Bravado partly created this problem.

In rap, machismo has long been a force to obliterate vulnerability. Plenty of rappers precede West in pondering the mess within their minds: Consider DMX’s oeuvre or songs like “Mind Playing Tricks on Me” by the Geto Boys. Usually, though, such songs express a kind of fierceness, whether grounded in psychosis or anger. Softer feelings are less acceptable. The joke goes that only when MCs rhyme about their mamas can they expose their hearts.

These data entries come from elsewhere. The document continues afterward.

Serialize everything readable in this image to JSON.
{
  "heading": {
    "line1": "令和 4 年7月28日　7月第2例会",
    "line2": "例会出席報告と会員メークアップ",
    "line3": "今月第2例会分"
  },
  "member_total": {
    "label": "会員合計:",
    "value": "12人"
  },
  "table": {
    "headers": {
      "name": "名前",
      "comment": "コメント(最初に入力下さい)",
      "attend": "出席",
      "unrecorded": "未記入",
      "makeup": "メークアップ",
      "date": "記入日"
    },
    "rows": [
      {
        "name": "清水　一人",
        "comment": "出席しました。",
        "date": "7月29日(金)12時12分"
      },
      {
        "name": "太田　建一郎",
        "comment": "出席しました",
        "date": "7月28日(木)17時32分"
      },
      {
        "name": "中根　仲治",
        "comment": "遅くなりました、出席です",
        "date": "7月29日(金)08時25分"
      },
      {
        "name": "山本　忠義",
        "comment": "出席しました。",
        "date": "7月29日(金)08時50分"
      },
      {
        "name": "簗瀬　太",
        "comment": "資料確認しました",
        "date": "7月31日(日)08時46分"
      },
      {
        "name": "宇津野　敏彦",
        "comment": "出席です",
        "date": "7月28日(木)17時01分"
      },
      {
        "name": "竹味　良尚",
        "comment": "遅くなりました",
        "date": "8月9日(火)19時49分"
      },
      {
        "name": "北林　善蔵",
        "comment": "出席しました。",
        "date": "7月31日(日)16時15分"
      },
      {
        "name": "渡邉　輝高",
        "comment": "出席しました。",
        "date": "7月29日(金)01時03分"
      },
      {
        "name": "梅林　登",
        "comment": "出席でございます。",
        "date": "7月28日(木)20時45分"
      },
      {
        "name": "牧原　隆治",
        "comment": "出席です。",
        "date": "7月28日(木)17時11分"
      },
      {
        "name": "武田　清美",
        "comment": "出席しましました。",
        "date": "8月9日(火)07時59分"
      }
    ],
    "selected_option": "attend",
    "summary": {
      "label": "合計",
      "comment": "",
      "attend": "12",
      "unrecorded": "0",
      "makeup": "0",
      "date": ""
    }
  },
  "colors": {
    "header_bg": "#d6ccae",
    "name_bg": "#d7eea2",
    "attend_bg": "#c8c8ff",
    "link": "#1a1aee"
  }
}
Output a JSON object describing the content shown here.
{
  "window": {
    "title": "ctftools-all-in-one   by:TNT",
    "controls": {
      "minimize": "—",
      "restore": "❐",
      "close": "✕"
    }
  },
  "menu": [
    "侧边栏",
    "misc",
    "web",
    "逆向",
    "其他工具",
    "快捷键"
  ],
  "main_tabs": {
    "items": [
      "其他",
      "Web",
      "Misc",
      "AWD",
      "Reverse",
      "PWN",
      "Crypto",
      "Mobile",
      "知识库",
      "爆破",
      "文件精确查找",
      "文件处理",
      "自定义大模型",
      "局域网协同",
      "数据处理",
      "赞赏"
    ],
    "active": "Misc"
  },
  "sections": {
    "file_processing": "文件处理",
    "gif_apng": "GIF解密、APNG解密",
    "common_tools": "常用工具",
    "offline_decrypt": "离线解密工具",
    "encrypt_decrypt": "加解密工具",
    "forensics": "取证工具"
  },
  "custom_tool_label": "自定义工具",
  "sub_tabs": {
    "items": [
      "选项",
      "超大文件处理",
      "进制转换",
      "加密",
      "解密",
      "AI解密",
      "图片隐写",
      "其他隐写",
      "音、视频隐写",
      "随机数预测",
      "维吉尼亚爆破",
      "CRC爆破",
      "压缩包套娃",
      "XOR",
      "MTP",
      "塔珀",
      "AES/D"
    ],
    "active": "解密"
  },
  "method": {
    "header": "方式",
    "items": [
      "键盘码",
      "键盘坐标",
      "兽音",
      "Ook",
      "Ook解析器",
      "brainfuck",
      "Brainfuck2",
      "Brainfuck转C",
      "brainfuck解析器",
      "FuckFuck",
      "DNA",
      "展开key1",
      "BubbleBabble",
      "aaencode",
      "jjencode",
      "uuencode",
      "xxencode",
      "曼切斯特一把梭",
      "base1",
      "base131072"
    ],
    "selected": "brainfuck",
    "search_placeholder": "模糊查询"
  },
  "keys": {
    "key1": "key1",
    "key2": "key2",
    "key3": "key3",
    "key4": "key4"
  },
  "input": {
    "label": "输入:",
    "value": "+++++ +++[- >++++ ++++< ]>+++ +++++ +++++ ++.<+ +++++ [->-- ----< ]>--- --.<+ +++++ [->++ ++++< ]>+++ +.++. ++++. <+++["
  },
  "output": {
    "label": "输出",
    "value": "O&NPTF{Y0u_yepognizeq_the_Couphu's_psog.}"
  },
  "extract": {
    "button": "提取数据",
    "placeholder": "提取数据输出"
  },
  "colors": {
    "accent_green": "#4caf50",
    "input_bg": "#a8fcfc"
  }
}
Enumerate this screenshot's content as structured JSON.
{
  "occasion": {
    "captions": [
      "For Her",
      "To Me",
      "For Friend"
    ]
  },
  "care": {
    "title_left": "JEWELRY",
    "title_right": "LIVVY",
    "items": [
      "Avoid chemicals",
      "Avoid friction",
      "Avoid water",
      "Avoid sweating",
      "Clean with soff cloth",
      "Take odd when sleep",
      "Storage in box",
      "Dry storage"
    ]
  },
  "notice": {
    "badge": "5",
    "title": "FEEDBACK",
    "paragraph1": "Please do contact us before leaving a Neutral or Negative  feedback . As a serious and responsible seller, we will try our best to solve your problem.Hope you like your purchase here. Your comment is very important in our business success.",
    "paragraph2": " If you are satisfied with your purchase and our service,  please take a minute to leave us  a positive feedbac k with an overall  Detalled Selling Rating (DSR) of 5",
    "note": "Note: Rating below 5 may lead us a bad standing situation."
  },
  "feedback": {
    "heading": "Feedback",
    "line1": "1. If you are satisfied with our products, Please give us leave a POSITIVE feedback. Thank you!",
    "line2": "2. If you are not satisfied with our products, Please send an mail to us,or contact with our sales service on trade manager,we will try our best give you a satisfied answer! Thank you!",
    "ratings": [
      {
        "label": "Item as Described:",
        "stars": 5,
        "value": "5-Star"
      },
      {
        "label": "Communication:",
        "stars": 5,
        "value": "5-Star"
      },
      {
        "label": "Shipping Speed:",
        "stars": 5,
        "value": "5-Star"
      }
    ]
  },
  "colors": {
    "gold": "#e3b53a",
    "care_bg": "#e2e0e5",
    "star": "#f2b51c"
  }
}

Having lost his fervently beloved mom -- and blaming the materialism of their lifestyle partly for her death -- West confronts the void. Auto-Tune masks and distorts his voice in ways that play up how alien such self-doubt and regret seem, coming from a blustery hip-hop star. “I got homies, but in the end it’s still so lonely,” he intones in “Heartless,” one of the few tracks on which he actually raps. As if to prove that point, cameos elsewhere from Jeezy and Lil Wayne are all swagger, no tears.

Like most kingpins, hip-hop’s male stars turn to women for their dose of tenderness; female sexuality is the genre’s life force, as powerful a support as maternal love. (Witness T-Pain’s ongoing quest for the ideal stripper.) But not on “808s and Heartbreak.” The ex-lover whose absence torments West has no voice of her own. There’s only one female backing vocal on the whole album, provided by the electronica queen Esthero; the absence of R&B; guest divas and sampled giggles and squeals is notable.

Throughout the album, women appear as phantasms, supervillains or voices on the phone, as hard to fathom as the feelings of the puppet boy they torment.

West undoubtedly will find his way out of this purgatory, and fans will be happy when he returns to the wider vision he’s communicated on past projects. But as strange and even tedious as “808s and Heartbreak” might strike some listeners, it’s not just a puppet show. Or rather, it is, and all the more fascinating for that.